They like me! Oh no, they like me....

The wrong side of Hate



I woke up on the wrong side of hate today. Like a container placed by the bedside of a sick patient. It would seem that I have been in use of such a device.


The container is now full and I wake to find it was not enough.


My fever has not broken. My congestion has grown in strength. Where once it was a particular thought that would cause my allergies. Now I find the spectrum of that effect has grown.


Medical technology has grown so far as to diagnose imaginary pains and ills. But yet my affliction won't be diagnosed or cured. So I went to rest, container by my bedside. Only to find it not enough and me awake on the wrong side of hate.

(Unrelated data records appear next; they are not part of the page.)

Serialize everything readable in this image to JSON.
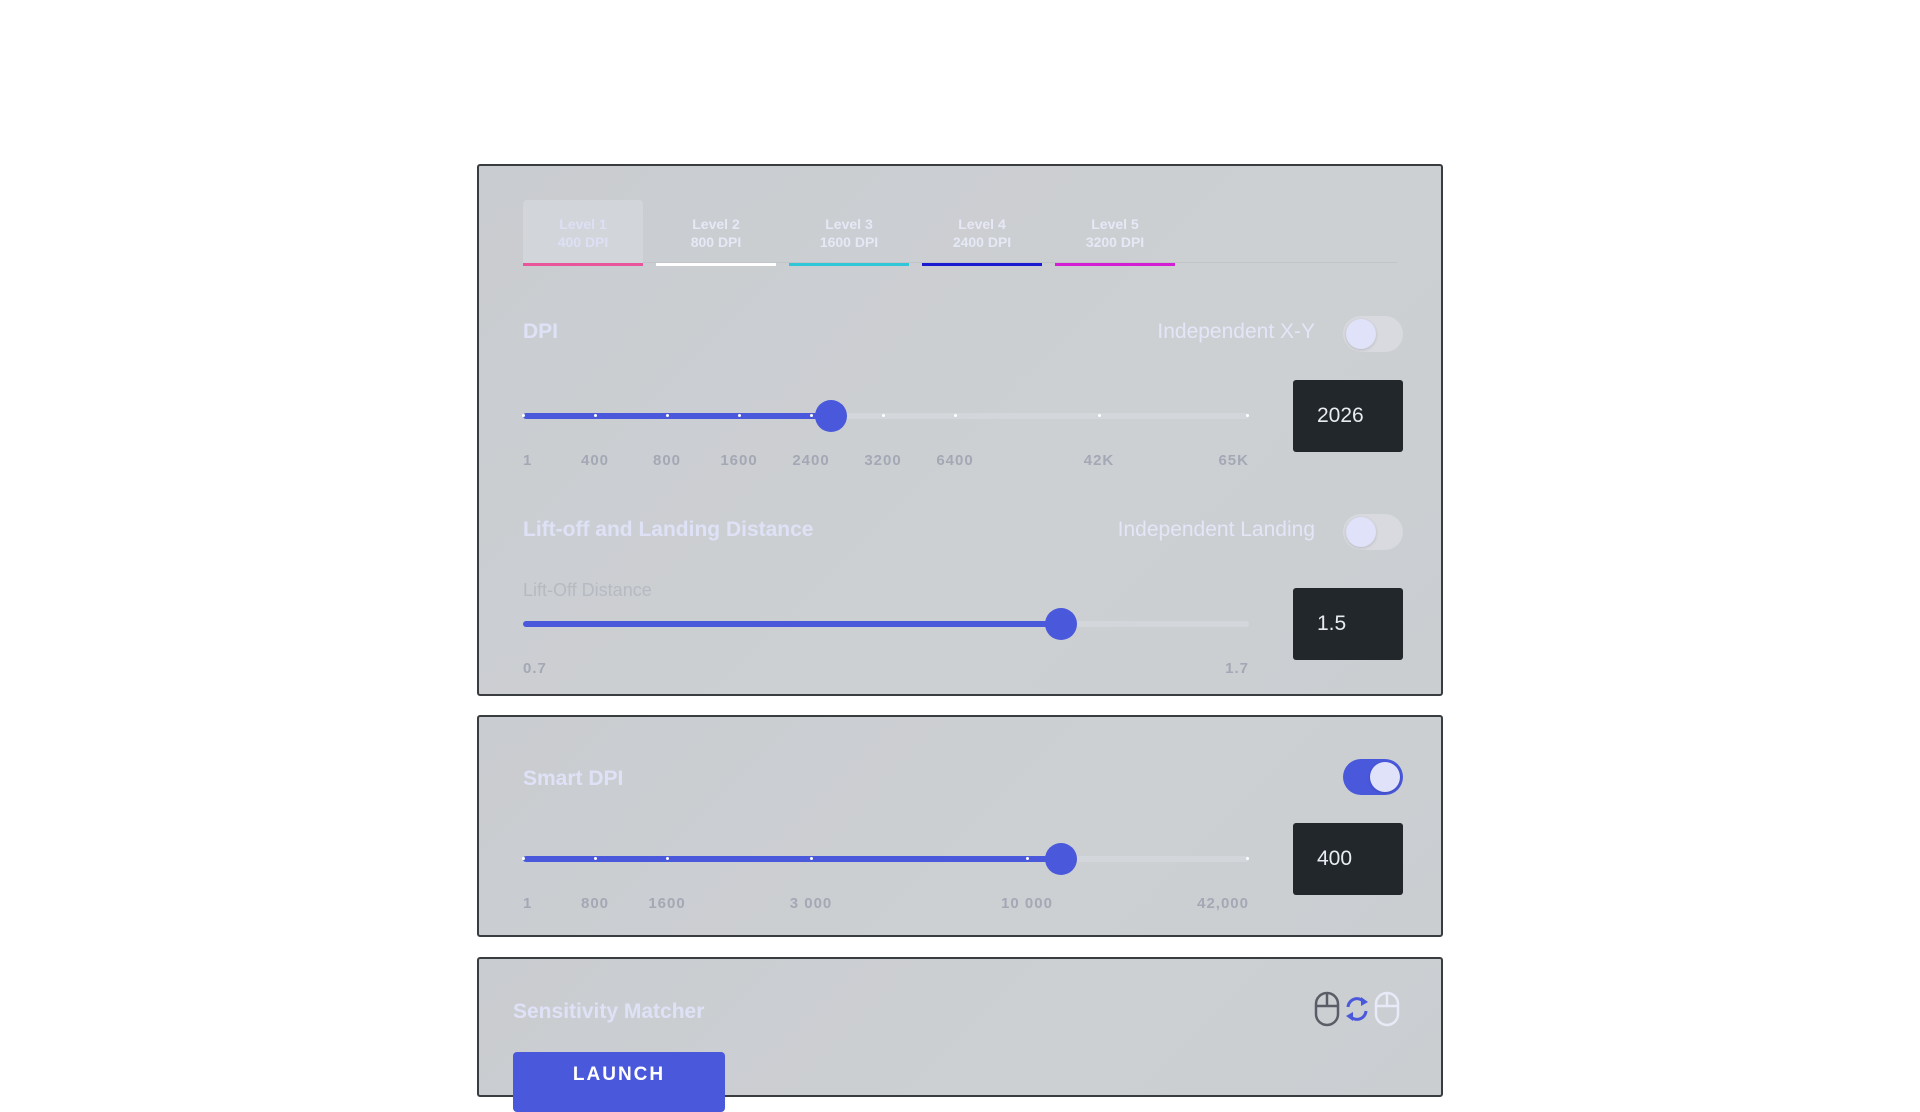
{
  "tabs": [
    {
      "line1": "Level 1",
      "line2": "400 DPI",
      "color": "#e8559a",
      "active": true
    },
    {
      "line1": "Level 2",
      "line2": "800 DPI",
      "color": "#ffffff"
    },
    {
      "line1": "Level 3",
      "line2": "1600 DPI",
      "color": "#2fc6d8"
    },
    {
      "line1": "Level 4",
      "line2": "2400 DPI",
      "color": "#1a1ad0"
    },
    {
      "line1": "Level 5",
      "line2": "3200 DPI",
      "color": "#d41ed4"
    }
  ],
  "dpi": {
    "title": "DPI",
    "toggle_label": "Independent X-Y",
    "toggle_on": false,
    "value": "2026",
    "ticks": [
      "1",
      "400",
      "800",
      "1600",
      "2400",
      "3200",
      "6400",
      "42K",
      "65K"
    ]
  },
  "liftoff": {
    "title": "Lift-off and Landing Distance",
    "toggle_label": "Independent Landing",
    "toggle_on": false,
    "sublabel": "Lift-Off Distance",
    "value": "1.5",
    "min": "0.7",
    "max": "1.7",
    "fraction": 0.74
  },
  "smart_dpi": {
    "title": "Smart DPI",
    "toggle_on": true,
    "value": "400",
    "ticks": [
      "1",
      "800",
      "1600",
      "3 000",
      "10 000",
      "42,000"
    ]
  },
  "sensitivity": {
    "title": "Sensitivity Matcher",
    "launch_label": "LAUNCH"
  },
  "colors": {
    "accent": "#4a58dc",
    "card_bg": "#cbced2",
    "value_box": "#22272c"
  },
  "icons": [
    "mouse-icon",
    "sync-icon",
    "mouse-icon"
  ]
}
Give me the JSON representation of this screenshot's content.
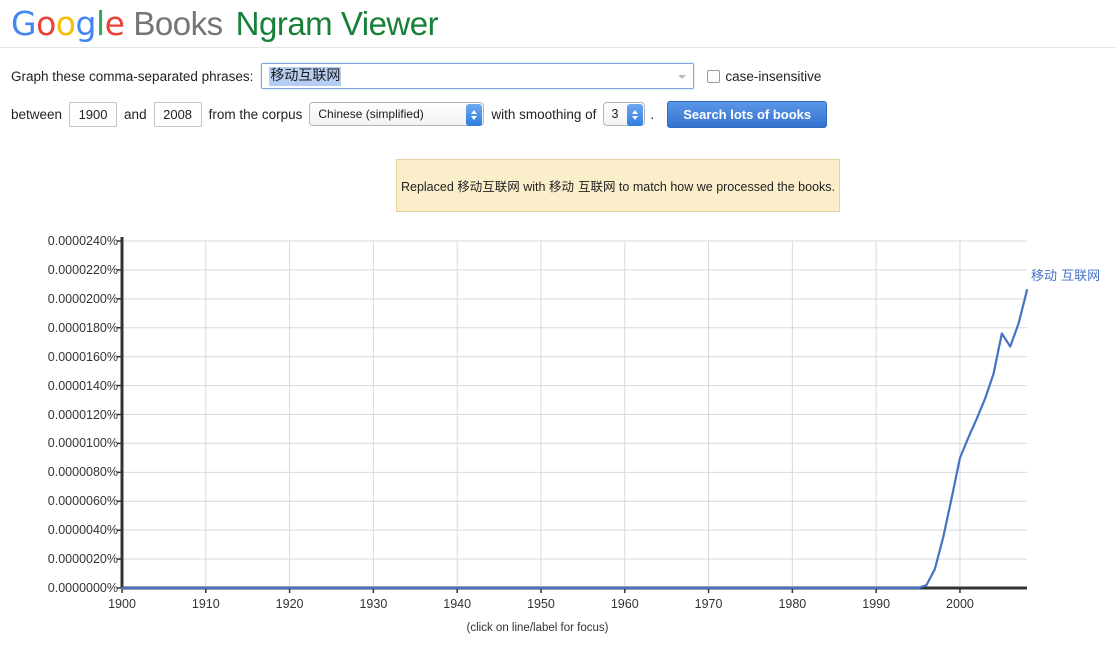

Where I someone else I would sit on beds edge and ring my wrist and sob. But I know this affliction. It has traveled with me, eaten with me, caucused with me. Yes, I am no stranger to this affliction. Only strange for me, is the cure. But this time my bedside container was an adequate. I struggled for long ticks on the clock to rise. Wondering if this would be the onset of the end. It wasn’t.


I knew this would not be the day when I healed to a level that the contagion would be contained and I to walk out among the people. My allergies. So silently, I glued to the house. A ghost of my own haunting. So was I, prepared even if only subconsciously for this inevitability. I sat at my kitchen table and mourned the loss of all the things that I knew I would not have the strength to do today. I mourned the loss of the ambition to do tomorrow. Then searched the cupboards of my mind to find the will just to do for the next hour. Why can’t I wail anymore? Am I so broken that even that human skill is beyond me? I know that I will soon be inundated by the seasonal Joy and good tidings of people who just a season before hated and hurt with alacrity. I am not what I was! I cannot see a way to where I want to be. I am what I have become. I am awake, on the wrong side.


Not a hell of my making. Not a hell of my choosing. It’s just HELL. Here, locked away from the eyes of the outside, I cannot make them see. The hell no one would want to help if asked. No one would know how if wanted. And to this stage of reality no one would be anyone who exists. I am awake, with a container that was not enough. I cannot remember love. I was not visited by friendship. I was not held in the arms of the prophet. I am just awake on the wrong side of hate.




My God, I should sing! What tune should I hum? What words set to melody would dissipate my state of mind? When all of the solo words I could utter our gifted from the highest of Angels or the darkest of demons. What middleground could I find to raise my voice to? Hold my head, hold my head, it has become too heavy. Close my eyes, close my eyes, the light brings such pain. Hold my breath, hold my breath, it feels as proof that I am truly an abomination, of the word life. 


I want to empty my container and crawl back into my bed. I want to wrap the covers around me in a death shroud. I want to shut it all out. I want to start it all again. I hear the devil laugh. I hear the Angels back away. I know that God is on another call. And I know today more than any other day I am on my own.

On the wrong side of hate it’s hard to do anything of the lighthearted. But I must try. I go to the refrigerator to pour my lass glass of prepared Chai.